I pronounce "HP-UX" as "aitch-pee-sucks".
calm down, Linus and co are *not* clueless, when it comes to licensing. You are allowed to make binary-only modules for Linux, as long as 1) you stick to the published, exported interface (i.e list of symbols), and 2) your module doesn't require specific kernel mods. so MOSIX is wrong on the 2nd count, and no, you can't port Linux to the BlahBlahCrap processor and hide most of the code in a binary-only module, or anything like that. you can, however, hide most of the drivers that way.
why put it on the *kernel*? hte kernel is supposed to be fast and low-level and every cache miss counts. everything on userland using perl as the base language, that's something I could agree to :-)
there's a perl interface to nvi. disclaimer: I haven't used it.
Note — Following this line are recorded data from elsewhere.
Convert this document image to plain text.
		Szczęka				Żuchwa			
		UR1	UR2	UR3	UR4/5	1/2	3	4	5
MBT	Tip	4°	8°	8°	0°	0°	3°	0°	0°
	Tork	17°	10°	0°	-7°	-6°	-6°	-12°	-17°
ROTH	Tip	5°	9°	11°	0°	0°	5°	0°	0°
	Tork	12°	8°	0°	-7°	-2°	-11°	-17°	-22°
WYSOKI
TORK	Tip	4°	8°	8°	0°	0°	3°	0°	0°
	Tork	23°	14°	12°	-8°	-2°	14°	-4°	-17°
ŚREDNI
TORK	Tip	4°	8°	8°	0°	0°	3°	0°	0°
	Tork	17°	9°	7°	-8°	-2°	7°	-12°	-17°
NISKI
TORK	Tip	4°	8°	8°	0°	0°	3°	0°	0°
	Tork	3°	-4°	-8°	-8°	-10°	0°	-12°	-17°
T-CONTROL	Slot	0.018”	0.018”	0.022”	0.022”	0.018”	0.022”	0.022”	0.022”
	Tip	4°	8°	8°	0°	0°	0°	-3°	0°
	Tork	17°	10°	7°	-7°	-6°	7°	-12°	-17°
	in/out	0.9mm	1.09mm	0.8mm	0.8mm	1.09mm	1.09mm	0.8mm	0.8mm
the difference is that it takes about twice as long in C, even with the regexp library, thanks to having to malloc everything by hand. Python or maybe Java maybe could compare in development speed, certainly not C.
go read the site, dork. the point is not to run a Unix box with the GNU utilities replaced by the perl ones (unless you're doing it for the hack value, of course). it's to get instant-portable utilities on every single thing perl runs on. and it's *not* limited to Unix/Linux and win32.
well, I can see one: these things will be *much* easier to make than the GNU ones ever were, and far easier to debug. the counterpart is, of course, that they will be a little slower and use more memory. then again, no-one is suggesting to replace all of /bin and /usr/bin with perl scripts. *that* would be quite silly. OTOH, I wouldn't mind a system that used perl as its main userland language, with /bin and /usr/bin in perl with a global cache of bytecode-compiled scripts somewhere.